I understand that there has been a change, and that these errors are now treated almost the same as those that affect net income. The effects are significant:

Some audit tests are designed to allow smaller misclassifications to be detected, resulting in more audit work.

Potential classification or netting errors that in the past were simply not investigated now are, again resulting in more audit work.

Classification or netting errors that were not proposed for correction now are added to the proposed adjustment list that auditors present to their clients.

That list must be presented to the audit committee, and management must then explain and justify additional errors.

Some auditors have concluded the assessment of whether identified errors are material must be the same whether the errors affect net income or not.

With errors that don't affect net income now more likely to be flagged by the auditor, additional internal controls are expected to be in place to prevent and detect such errors.

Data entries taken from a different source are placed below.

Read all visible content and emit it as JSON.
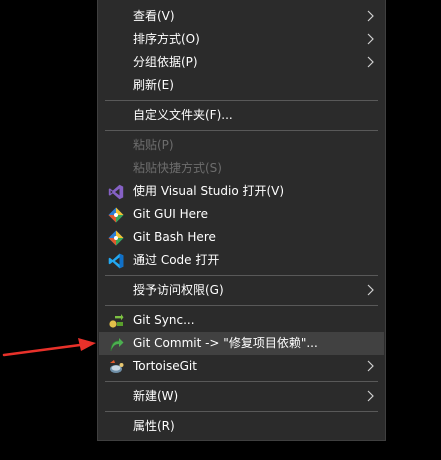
{
  "menu": {
    "view": "查看(V)",
    "sort": "排序方式(O)",
    "group": "分组依据(P)",
    "refresh": "刷新(E)",
    "customize": "自定义文件夹(F)...",
    "paste": "粘贴(P)",
    "paste_shortcut": "粘贴快捷方式(S)",
    "open_vs": "使用 Visual Studio 打开(V)",
    "git_gui": "Git GUI Here",
    "git_bash": "Git Bash Here",
    "open_code": "通过 Code 打开",
    "grant_access": "授予访问权限(G)",
    "git_sync": "Git Sync...",
    "git_commit": "Git Commit -> \"修复项目依赖\"...",
    "tortoisegit": "TortoiseGit",
    "new": "新建(W)",
    "properties": "属性(R)"
  },
  "colors": {
    "menu_bg": "#2b2b2b",
    "hover_bg": "#414141",
    "text": "#ffffff",
    "disabled_text": "#6d6d6d",
    "separator": "#595959",
    "pointer_arrow": "#e8312a"
  },
  "icons": {
    "visual_studio": "visual-studio-icon",
    "git_gui": "git-icon",
    "git_bash": "git-icon",
    "vscode": "vscode-icon",
    "git_sync": "tortoisegit-sync-icon",
    "git_commit": "tortoisegit-commit-icon",
    "tortoisegit": "tortoisegit-icon",
    "submenu_arrow": "chevron-right-icon"
  }
}
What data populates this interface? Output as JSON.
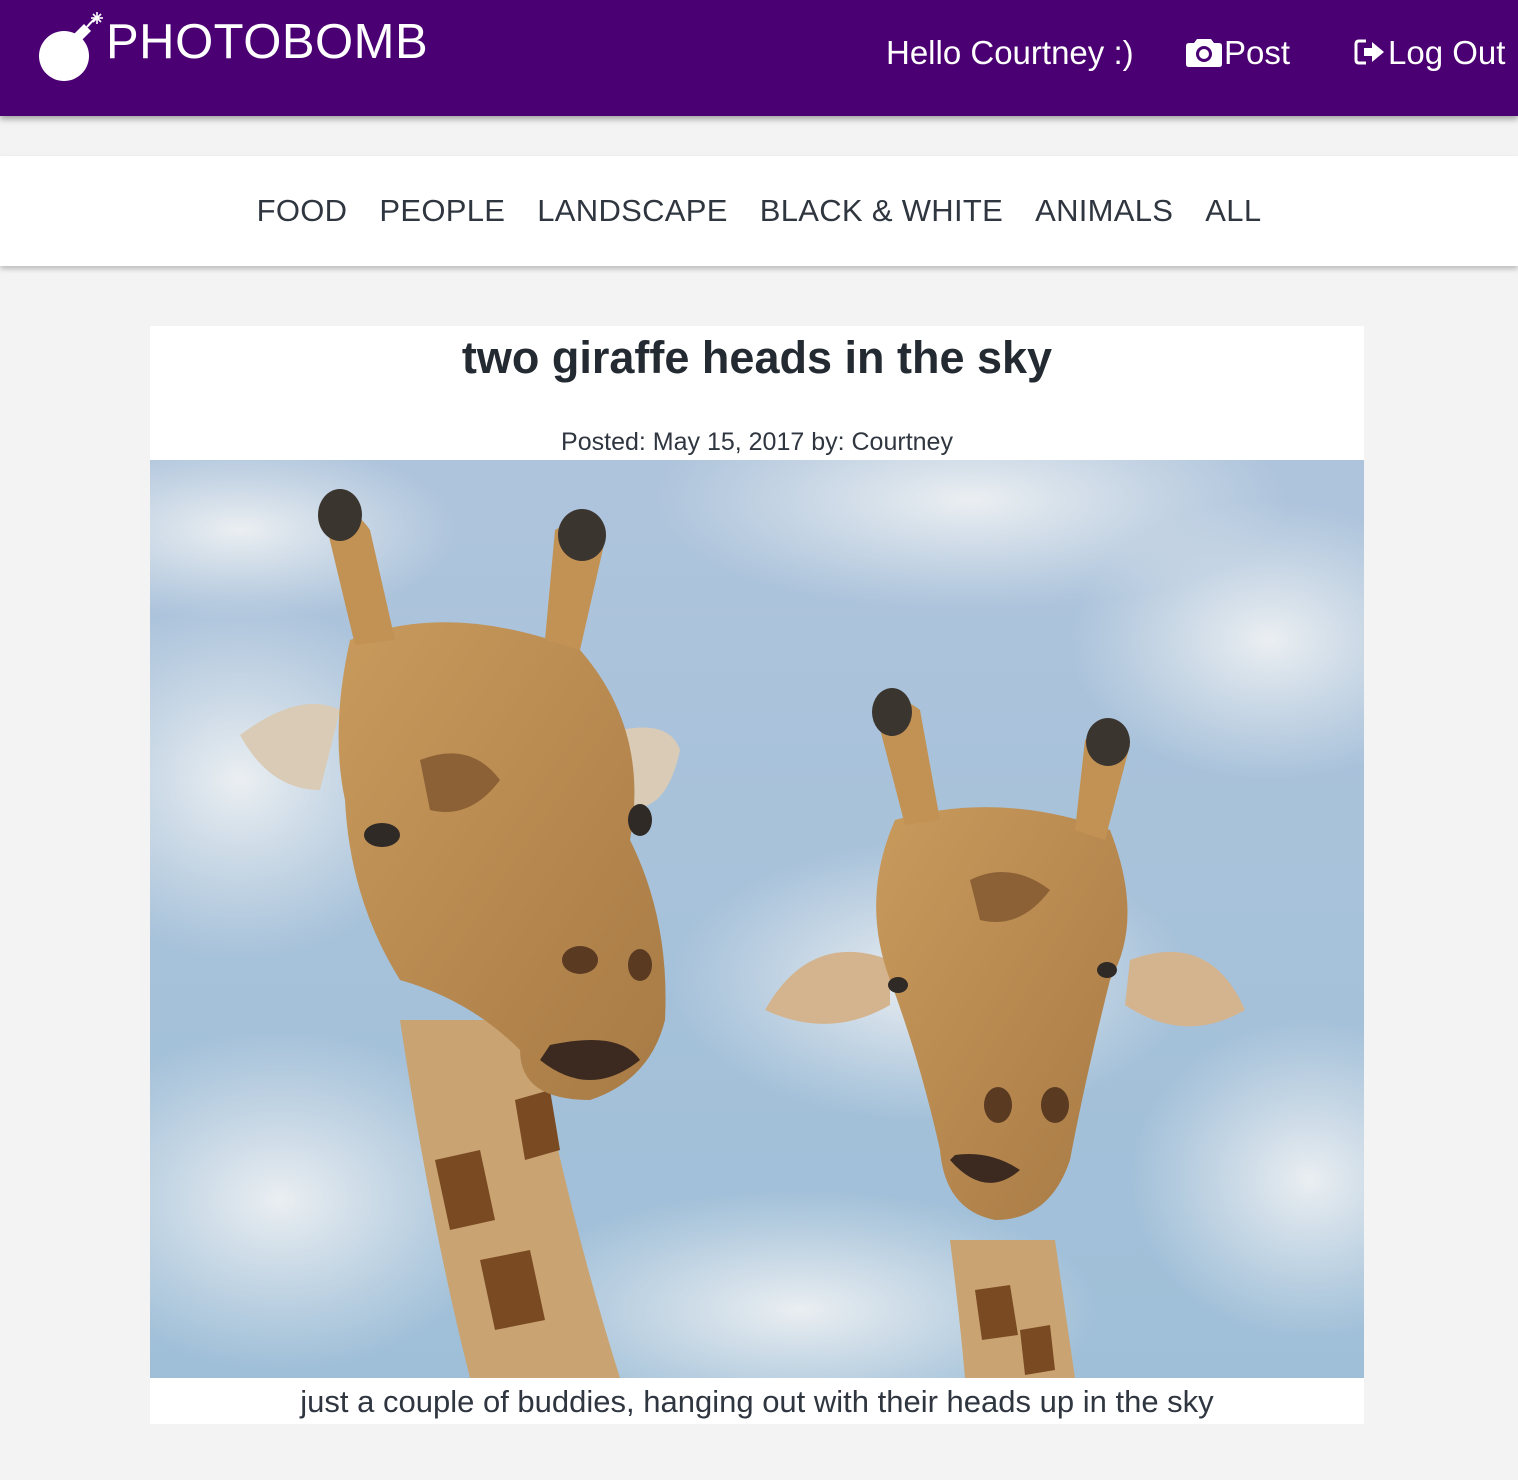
{
  "header": {
    "brand": "PHOTOBOMB",
    "brand_icon": "bomb-icon",
    "greeting": "Hello Courtney :)",
    "post_label": "Post",
    "post_icon": "camera-icon",
    "logout_label": "Log Out",
    "logout_icon": "sign-out-icon",
    "background_color": "#4a0072"
  },
  "categories": [
    "FOOD",
    "PEOPLE",
    "LANDSCAPE",
    "BLACK & WHITE",
    "ANIMALS",
    "ALL"
  ],
  "post": {
    "title": "two giraffe heads in the sky",
    "meta": "Posted: May 15, 2017 by: Courtney",
    "caption": "just a couple of buddies, hanging out with their heads up in the sky"
  }
}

This means more control documentation, more control testing, and a likely increase in control deficiencies.

Most troubling about this development is that I believe that many of the changes go beyond what the PCAOB intended.

This issue begins with Auditing Standard No. 11, Consideration of Materiality in Planning and Performing and Audit, which notes: “To determine the nature, timing, and extent of audit procedures, the materiality level … needs to be expressed as a specified amount.” AS 11 describes “tolerable mis-statement” as an amount that reduces to a “low level the probability that the total of uncorrected and undetected mis-statements would result in a material mis-statement.”  Tolerable mis-statement is typically used as the amount that determines whether identified errors are proposed for correction.

Although often not formally documented, auditors have often used a threshold higher than “tolerable mis-statement” for determining whether to propose correction of errors that don't affect net income. It is that practice that PCAOB inspectors, as I understand it, objected to. Correcting it would involve points 3 and 4 in the list above. Those points, while the most visible to management, are the least burdensome on the list.

Auditors took the next steps and decided that if errors that don't affect net income should have the same threshold for proposing corrections, controls over such errors should be just as strong as those over errors that affect net income. They then decided to perform tests to identify much smaller netting and classification errors than they used to. While those may seem like logical next steps, I think they went beyond what the PCAOB intended. PCAOB inspectors had looked at the audit and control testing and did not criticize those aspects of the audits; they only criticized the decision on proposing errors for correction. All the PCAOB wanted was for auditors to start suggesting that their clients correct all errors exceeding tolerable mis-statement, not just those that affect income. Every other change is, I believe, unintended.

In particular, I know the PCAOB couldn't have intended that auditors evaluate whether financial statements were materially mis-stated without differentiating between errors that affect net income and those that don't. Doing so would require ignoring the fact that materiality assessments used in planning and performing an audit are made for a different purpose than those used for evaluating whether financial statements are materially correct in accordance with Generally Accepted Accounting Principles. Evaluating whether financial statements are materially mis-stated must, under guidance published by the Securities and Exchange Commission and the Financial Accounting Standards Board, consider the nature of an error, not just its amount. The PCAOB would not suggest otherwise.

I hope we haven't heard the last of this matter. If some of the changes in the audit go further than the PCAOB meant them to go, the auditing profession and its regulator ought to be able to sort this out. Auditors shouldn't spend their time on unimportant matters, and companies shouldn't have to pay them to do so.